# short bread cookie dough keep sticking



## pastrycake (Sep 11, 2005)

Hi fellow bakers
I made some shortbread cookies using Halloween cutters but my chilled dough kept sticking to my rolling pin etc. I floured the pin and all. I did not want to flour the surface too much. I was unable to lift the shapes off the surface. 

It took a long time to cut the shapes. I had to roll it thick and not 1/4 inch as suggested. My friends says they liked it and wants me to make more for the holidays, but I am not looking forward to another mess! I do like the taste of buttery shortbread cookies. By the way, the recipe I found in the paper calls for 1 pound of butter. half a box of cake flour, and powdered sugar. Just some info in case it may be a factor.


----------



## elfin (Oct 29, 2007)

You could simply roll out your cookies on parchment paper... or a silpat mat if you have one....


----------



## chefraz (May 10, 2007)

*do you freeze or chill the dough before you roll it out?*


----------



## risque cakes (Apr 20, 2007)

when you work with any recipe that calls for a great deal of butter, always work the dough slightly chilled.

when I roll out my cookies I roll them out between 2 sheets of parchment paper, then lightly dip my cookie cutters in a little flour, then cut my shapes. Slip the parchement paper onto a cookie sheet and place in the freezer for about 15 mins.
Then, when the dough is pretty much very chilled not frozen ( just in spots..lol can't help that!) I remove the excess with a pointy angled spatula, place the now cut cookie shapes back into the freezer until I have all my cookies cut out.
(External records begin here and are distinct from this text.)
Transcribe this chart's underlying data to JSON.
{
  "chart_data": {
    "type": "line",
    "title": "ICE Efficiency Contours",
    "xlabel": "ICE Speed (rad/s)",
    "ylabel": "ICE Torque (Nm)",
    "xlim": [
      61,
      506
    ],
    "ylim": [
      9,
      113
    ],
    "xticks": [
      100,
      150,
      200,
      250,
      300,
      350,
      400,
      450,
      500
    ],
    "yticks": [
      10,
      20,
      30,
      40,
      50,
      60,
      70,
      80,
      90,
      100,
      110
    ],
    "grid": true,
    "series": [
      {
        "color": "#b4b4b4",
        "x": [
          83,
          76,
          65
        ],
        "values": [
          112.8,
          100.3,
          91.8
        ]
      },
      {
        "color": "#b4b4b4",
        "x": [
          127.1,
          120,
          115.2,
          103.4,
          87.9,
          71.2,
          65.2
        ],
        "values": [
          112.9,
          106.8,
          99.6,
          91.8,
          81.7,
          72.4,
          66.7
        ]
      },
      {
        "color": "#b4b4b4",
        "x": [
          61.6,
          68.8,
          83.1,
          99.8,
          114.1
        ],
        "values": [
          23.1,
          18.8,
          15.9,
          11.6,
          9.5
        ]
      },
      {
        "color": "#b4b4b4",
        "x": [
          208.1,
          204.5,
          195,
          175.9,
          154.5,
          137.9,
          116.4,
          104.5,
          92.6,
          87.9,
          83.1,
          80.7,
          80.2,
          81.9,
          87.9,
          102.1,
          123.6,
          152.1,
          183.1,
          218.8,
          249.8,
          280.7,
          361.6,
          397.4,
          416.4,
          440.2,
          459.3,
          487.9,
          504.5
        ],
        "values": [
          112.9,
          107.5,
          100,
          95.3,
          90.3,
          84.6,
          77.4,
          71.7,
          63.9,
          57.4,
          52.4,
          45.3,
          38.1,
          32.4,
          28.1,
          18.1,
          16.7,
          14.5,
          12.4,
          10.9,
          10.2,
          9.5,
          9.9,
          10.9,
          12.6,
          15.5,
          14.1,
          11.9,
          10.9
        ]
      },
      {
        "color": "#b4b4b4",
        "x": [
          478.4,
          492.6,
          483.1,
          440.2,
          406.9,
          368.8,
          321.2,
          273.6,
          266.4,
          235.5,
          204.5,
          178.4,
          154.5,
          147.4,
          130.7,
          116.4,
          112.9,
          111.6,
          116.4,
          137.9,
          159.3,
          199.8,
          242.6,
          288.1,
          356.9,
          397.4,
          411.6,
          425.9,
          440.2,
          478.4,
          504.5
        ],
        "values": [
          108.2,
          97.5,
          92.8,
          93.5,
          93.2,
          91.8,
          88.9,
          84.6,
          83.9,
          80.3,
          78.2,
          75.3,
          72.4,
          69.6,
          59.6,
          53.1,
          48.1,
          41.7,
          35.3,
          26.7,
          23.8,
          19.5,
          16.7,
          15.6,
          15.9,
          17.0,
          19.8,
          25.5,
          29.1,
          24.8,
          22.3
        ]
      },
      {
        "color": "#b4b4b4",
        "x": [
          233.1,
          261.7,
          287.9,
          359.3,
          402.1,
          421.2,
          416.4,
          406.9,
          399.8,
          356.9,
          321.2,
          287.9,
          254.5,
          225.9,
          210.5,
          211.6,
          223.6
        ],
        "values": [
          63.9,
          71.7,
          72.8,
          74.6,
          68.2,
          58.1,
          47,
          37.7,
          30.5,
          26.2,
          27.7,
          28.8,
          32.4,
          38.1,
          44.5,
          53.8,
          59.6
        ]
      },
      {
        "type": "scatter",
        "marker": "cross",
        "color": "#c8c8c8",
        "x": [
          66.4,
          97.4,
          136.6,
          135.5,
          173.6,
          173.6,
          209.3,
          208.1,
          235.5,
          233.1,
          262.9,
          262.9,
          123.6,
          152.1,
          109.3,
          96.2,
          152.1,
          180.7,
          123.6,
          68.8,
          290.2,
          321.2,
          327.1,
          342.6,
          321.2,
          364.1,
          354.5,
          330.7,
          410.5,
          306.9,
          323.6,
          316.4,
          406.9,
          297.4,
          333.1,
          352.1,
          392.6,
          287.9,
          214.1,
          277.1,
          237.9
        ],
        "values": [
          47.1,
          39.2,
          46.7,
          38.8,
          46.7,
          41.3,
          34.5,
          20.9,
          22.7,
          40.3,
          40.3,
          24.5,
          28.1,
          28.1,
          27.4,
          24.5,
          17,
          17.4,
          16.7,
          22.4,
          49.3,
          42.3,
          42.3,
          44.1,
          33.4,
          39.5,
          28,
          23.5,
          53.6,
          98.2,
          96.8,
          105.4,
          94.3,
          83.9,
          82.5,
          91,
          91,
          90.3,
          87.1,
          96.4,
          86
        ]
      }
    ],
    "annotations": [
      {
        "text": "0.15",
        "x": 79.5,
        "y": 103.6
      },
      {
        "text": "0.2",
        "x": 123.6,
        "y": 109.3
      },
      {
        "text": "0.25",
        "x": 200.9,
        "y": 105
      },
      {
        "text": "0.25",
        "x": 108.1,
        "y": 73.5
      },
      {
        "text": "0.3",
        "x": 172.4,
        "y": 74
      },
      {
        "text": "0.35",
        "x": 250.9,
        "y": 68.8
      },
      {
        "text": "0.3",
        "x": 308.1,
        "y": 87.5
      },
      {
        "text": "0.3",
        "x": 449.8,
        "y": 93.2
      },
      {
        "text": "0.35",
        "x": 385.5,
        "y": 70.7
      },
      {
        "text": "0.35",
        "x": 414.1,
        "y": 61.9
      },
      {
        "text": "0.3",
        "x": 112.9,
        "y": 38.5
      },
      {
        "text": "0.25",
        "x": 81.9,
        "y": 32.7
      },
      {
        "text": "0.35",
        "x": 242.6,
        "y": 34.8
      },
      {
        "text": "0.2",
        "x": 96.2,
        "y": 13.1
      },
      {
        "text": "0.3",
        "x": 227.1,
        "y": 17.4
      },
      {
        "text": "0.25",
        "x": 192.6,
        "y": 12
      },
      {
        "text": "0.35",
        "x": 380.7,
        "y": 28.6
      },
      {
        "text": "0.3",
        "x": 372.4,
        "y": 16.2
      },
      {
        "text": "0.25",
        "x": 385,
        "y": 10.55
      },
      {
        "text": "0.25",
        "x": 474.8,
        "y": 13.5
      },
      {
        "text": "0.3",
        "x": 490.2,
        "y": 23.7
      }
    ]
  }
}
Then place the frozen cookies in a parchment covered large cookie sheet or something larger and bake.

I keep my cookies from spreading too much that way also!


----------



## pastrycake (Sep 11, 2005)

Thanks everyone!
I will try to use my silpat next time. I may have to chill my dough longer. I also will dip my cookie cutters in flour as well!

Hope it will work for Xmas cookies!


----------